Machines are notoriously awful at classification—but so are humans
Classification is the brain fuel that powers behavior. People often prefer to call it by more grandiose names—identification, judgment, prejudice, conclusion—but whatever the analog, human brains rarely take a conscious step without first employing it.
Unsurprisingly, such a deep-seated mental operation has proven difficult to pass down to inventions, like A.I. and self-driving cars, for instance. A machine’s worldview—its contextual frame of reference—is so difficult to build out to human scale that we find them classifying pedestrians as bicycles and advertisements as pedestrians. Perhaps practical A.I. isn’t ready for the real world after all.
Or perhaps the real world is not as easily classified as we’d like to believe.
Consider the example of a curbside advertisement and ask a relatively simple question: Is this a pedestrian?
An algorithm without a strong worldview may indeed ignore the context and classify this as a pedestrian when it is clearly just a print advertisement of a pedestrian. Except, it isn’t.
It’s an image of an advertisement of a pedestrian, and by no means is that a matter of semantics. What we see in our web browsers is a contextual frame, and anything occurring outside that frame is beyond our own worldview, which can lead to gross misclassification. What we’d confidently classify here as a photograph of an outdoor advertisement is a forgery that only exists on-screen. An algorithm would’ve known better, based on the pixels alone.
The distinction between humans and machines is not that we’re better at classifying but that we’re more interested in being confident than accurate.
The distinction between humans and machines is not that we’re better at classifying but that we’re more interested in being confident than accurate. The approach creates its fair share of traffic collisions, specifically in scenarios where pedestrians appear out of context. To that extent, it could be argued that human drivers would struggle to complete a single trip if held to the same unreasonable performance standards we shoulder A.I. with.
Such misguided prioritization bodes poorly for us as the world becomes increasingly digital, and at some point, we may find ourselves relying on A.I. to distinguish reality from fabrication.
Certainly, one could dismiss the impact of having a limited digital worldview as it seems trivial to learn that half our species misclassified the color of a dress and refused to acknowledge it.

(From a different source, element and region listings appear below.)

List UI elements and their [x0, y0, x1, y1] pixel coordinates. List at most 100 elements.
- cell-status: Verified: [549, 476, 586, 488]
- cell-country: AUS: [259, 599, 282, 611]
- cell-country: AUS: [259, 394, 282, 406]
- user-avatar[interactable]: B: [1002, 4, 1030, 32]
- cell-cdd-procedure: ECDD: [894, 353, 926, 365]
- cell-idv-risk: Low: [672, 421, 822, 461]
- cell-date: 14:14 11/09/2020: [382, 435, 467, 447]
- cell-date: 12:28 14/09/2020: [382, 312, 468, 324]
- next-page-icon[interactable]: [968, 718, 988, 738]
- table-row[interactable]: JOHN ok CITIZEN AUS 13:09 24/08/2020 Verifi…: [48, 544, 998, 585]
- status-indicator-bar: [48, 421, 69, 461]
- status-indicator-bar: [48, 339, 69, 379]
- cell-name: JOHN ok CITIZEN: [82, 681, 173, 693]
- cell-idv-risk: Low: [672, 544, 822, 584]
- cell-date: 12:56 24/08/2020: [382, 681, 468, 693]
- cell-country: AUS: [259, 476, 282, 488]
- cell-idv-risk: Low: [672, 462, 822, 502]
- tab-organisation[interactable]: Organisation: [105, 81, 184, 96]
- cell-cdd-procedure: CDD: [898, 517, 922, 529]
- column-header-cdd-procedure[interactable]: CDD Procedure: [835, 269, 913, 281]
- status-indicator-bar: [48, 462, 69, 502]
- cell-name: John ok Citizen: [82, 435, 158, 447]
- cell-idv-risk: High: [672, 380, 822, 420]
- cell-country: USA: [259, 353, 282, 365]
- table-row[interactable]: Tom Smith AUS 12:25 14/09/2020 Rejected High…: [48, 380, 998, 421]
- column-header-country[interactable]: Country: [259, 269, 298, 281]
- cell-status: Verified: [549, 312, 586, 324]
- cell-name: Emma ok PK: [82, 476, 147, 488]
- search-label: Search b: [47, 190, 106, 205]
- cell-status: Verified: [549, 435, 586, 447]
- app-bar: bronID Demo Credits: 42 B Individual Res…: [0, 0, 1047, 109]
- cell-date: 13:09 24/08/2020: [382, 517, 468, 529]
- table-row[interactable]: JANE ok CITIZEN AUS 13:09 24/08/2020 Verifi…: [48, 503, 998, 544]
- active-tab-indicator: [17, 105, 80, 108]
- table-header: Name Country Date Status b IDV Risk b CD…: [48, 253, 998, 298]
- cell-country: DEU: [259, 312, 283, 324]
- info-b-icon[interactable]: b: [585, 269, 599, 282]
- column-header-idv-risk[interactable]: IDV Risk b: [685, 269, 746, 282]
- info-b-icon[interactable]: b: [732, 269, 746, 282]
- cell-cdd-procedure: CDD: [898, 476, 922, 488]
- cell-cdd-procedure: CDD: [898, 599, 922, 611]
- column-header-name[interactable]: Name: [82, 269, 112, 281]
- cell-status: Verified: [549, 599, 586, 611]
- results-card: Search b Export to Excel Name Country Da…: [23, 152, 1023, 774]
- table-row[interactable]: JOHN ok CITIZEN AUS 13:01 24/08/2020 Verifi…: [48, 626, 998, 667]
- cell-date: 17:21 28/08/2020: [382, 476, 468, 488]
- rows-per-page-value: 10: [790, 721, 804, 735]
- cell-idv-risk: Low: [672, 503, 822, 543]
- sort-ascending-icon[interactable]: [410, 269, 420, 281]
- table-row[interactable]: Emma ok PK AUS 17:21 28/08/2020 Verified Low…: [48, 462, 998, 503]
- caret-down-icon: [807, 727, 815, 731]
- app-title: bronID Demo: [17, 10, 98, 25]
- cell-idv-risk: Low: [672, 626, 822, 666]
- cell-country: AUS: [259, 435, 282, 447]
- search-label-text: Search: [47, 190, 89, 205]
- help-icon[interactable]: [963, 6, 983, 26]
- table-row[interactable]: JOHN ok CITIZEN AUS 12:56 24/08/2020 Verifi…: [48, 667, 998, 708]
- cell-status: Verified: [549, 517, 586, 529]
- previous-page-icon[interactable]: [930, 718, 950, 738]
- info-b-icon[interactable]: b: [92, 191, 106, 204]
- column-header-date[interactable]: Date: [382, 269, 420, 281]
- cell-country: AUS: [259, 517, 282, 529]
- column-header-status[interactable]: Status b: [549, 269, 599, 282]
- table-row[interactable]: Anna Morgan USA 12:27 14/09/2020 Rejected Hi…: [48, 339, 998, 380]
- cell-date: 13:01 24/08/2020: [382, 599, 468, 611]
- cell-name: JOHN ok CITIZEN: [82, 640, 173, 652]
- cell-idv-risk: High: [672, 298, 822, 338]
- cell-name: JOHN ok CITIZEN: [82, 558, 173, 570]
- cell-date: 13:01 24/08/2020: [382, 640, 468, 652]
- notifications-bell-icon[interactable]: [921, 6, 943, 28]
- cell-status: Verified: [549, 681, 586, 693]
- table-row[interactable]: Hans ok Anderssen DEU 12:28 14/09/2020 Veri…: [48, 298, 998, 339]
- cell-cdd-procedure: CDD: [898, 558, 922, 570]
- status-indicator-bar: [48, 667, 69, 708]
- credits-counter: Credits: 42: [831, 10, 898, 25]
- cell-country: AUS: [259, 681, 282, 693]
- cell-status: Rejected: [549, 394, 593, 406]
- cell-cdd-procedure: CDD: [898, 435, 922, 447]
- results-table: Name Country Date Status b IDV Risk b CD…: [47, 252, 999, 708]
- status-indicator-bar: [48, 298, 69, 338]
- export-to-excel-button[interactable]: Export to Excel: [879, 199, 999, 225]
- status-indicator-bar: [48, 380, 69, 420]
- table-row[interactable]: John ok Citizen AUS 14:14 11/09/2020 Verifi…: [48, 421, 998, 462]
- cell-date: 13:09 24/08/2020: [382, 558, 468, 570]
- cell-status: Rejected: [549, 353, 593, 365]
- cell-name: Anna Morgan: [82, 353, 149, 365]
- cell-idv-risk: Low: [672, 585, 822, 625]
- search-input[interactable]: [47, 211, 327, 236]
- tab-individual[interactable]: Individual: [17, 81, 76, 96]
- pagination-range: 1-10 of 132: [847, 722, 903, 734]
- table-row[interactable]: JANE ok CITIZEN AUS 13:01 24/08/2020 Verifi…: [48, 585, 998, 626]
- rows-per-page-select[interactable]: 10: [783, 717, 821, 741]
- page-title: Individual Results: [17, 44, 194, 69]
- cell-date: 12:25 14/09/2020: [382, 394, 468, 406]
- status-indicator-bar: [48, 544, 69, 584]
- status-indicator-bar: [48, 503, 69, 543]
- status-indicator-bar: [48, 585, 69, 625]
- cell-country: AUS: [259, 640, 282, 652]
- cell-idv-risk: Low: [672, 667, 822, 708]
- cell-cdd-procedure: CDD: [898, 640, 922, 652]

But the contextual barrier of our screens has also played a role in choosing world leaders as we have aligned ourselves with ideas generated by bots and manipulative agents masquerading as authoritative news sources and fellow citizens. Yet, like the dress, many of us prefer to maintain confidence over accuracy, even in the face of contrary evidence.
Perhaps we should reconsider A.I.’s struggles in the broader, healthier context that classification is hard and humans have only mastered it by cutting corners and ignoring the consequences. Given the chance to rewire a brain, we might do well to curb the hubris.